Recordé un consejo extraordinariamente acientífico de El Libro, que fomentaba el defecto más grave de la profesión médica. Era en referencia a la cafeína: «Como cada clínico recomienda algo distinto, consulte con su médico de cabecera…». Increíble. Aquello situaba la opinión individual por encima del consenso obtenido mediante la investigación. Pero eso me brindó la oportunidad de hacer otra pregunta.
—¿Qué consejos dietéticos te ha dado el médico?
—Todavía no he pedido hora. He ido como loca con la tesis. Lo haré pronto.

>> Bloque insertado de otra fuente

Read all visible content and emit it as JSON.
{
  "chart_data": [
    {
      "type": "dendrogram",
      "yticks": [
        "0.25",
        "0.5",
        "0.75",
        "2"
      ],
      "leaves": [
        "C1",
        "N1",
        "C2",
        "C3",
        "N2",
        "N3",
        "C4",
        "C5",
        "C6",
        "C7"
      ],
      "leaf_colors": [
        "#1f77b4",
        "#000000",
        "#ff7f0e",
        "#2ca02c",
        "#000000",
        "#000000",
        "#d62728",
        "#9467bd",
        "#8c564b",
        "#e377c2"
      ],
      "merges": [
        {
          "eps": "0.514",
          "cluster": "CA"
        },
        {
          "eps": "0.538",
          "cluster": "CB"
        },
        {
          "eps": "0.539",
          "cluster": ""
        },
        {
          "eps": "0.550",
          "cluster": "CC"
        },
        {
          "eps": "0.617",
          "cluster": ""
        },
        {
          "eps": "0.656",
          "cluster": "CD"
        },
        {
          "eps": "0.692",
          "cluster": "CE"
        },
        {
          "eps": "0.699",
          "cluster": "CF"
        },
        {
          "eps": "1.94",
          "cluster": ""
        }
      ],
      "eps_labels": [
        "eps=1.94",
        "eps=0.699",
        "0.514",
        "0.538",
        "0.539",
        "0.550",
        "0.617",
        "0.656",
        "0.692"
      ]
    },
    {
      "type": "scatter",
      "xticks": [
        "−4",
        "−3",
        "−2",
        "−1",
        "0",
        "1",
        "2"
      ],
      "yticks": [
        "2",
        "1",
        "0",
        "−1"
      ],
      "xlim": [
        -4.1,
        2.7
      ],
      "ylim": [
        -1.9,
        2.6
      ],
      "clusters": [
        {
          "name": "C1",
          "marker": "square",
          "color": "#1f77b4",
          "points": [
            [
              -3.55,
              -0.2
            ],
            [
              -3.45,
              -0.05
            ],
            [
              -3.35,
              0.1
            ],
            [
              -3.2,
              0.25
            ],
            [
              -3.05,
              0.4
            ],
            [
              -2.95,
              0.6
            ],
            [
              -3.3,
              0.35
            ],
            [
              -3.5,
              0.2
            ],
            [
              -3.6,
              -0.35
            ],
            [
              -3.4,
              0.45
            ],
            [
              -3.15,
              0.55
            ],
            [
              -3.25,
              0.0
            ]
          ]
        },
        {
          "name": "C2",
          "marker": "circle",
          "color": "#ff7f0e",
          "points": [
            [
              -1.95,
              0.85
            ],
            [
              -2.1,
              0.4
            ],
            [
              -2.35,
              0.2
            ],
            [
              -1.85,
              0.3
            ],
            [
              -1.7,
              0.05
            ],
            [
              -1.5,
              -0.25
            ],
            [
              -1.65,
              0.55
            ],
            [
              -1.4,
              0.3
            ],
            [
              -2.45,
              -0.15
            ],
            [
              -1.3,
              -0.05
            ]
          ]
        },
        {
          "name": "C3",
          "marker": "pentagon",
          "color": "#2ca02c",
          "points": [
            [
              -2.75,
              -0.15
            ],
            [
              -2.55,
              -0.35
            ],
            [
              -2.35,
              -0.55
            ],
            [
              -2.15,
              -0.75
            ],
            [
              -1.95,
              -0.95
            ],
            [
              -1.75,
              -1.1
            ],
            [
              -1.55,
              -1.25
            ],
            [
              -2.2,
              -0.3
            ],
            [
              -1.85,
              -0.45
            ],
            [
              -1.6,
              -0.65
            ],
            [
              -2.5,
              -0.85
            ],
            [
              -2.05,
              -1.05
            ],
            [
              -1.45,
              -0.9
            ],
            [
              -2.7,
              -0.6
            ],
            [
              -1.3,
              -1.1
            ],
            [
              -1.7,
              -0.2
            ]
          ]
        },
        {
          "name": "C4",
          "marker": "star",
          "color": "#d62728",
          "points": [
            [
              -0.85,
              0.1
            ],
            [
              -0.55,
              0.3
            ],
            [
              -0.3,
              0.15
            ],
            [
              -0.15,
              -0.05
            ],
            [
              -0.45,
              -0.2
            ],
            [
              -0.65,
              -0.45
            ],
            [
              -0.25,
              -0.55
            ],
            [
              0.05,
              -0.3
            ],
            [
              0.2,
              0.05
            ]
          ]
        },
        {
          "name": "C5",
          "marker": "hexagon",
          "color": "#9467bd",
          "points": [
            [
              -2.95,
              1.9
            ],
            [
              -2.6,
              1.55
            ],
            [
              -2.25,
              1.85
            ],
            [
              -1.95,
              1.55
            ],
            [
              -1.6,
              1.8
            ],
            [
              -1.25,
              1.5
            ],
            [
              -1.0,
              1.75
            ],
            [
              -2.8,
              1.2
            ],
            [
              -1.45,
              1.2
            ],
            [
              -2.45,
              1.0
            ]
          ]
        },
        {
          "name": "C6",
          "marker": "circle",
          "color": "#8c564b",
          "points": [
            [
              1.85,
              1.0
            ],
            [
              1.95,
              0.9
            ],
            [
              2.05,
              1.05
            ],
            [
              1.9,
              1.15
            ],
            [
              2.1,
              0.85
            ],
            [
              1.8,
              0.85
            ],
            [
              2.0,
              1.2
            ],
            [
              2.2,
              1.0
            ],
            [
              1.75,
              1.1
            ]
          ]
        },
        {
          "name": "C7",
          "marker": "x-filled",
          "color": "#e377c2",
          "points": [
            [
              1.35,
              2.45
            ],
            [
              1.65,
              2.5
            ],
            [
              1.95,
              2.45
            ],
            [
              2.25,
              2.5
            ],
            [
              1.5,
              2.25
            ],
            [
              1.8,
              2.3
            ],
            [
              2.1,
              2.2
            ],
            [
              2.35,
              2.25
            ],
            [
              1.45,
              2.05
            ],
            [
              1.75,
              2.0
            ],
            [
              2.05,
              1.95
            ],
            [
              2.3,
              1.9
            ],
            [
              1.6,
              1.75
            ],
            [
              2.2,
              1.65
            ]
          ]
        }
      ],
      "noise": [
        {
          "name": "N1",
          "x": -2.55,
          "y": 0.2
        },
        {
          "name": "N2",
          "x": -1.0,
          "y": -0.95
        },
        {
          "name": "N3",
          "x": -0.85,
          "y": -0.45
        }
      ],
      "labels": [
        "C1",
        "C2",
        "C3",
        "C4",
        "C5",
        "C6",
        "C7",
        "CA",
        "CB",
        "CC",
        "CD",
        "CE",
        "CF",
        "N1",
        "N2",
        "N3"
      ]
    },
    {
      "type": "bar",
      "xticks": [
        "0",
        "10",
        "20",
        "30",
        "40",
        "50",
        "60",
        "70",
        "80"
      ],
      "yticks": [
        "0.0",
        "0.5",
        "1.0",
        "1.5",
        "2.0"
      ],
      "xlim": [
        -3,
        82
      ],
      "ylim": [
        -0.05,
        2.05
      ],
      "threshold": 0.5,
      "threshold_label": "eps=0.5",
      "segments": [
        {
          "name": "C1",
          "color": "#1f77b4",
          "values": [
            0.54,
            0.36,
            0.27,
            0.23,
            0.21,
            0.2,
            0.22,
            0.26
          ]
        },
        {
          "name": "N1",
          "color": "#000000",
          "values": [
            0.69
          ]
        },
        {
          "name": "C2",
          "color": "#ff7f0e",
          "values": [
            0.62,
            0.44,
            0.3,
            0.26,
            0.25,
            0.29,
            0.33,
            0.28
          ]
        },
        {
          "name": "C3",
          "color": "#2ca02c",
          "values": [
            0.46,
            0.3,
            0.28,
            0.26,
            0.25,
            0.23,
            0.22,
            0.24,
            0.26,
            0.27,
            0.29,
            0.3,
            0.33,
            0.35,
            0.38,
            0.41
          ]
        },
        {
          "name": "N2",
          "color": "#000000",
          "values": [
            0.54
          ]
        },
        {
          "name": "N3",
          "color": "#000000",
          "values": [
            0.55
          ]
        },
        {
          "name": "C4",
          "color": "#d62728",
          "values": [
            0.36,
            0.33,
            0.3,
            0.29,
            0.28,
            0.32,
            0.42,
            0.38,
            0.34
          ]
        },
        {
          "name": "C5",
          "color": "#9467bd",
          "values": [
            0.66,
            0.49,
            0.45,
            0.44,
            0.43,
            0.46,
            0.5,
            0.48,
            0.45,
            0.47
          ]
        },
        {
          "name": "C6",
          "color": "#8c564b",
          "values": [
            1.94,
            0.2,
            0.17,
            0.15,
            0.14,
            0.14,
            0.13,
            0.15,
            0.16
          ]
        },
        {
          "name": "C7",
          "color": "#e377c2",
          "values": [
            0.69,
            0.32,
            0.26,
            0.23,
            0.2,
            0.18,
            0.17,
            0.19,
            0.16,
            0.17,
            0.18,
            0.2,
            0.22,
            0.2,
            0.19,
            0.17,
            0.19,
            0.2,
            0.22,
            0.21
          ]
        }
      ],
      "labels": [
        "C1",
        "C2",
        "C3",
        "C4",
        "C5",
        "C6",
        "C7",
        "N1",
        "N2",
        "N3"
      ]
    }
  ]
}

Estaba perplejo. No necesitaba que El Libro me dijese que una mujer embarazada debe programar visitas regulares con el obstetra. Pese a mis reservas sobre la competencia de algunos miembros de la profesión médica, era indudable que, estadísticamente, la implicación de un profesional daba mejores resultados. Mi hermana había muerto debido a un error de diagnóstico, pero también habría muerto si no hubiese ido al médico.
—Ya tendrías que haberte hecho la ecografía de las ocho semanas. Pediré a David Borenstein que me recomiende a alguien y concertaré una visita.
—Déjalo. Me ocuparé de ello el lunes. He quedado con Judy para almorzar.
—David sabe más del asunto.
—Judy conoce a todo el mundo. Por favor. Déjamelo a mí.
—¿Me garantizas que pedirás hora el lunes?
—O el martes. A lo mejor he quedado con Judy el martes. Ella cambió el día, pero puede que hayamos vuelto a cambiarlo. No me acuerdo.
—Eres demasiado desorganizada para tener un bebé.
—Y tú demasiado obsesivo. Por suerte, la que va a parirlo soy yo.
¿Qué había pasado con aquello de «estamos embarazados»?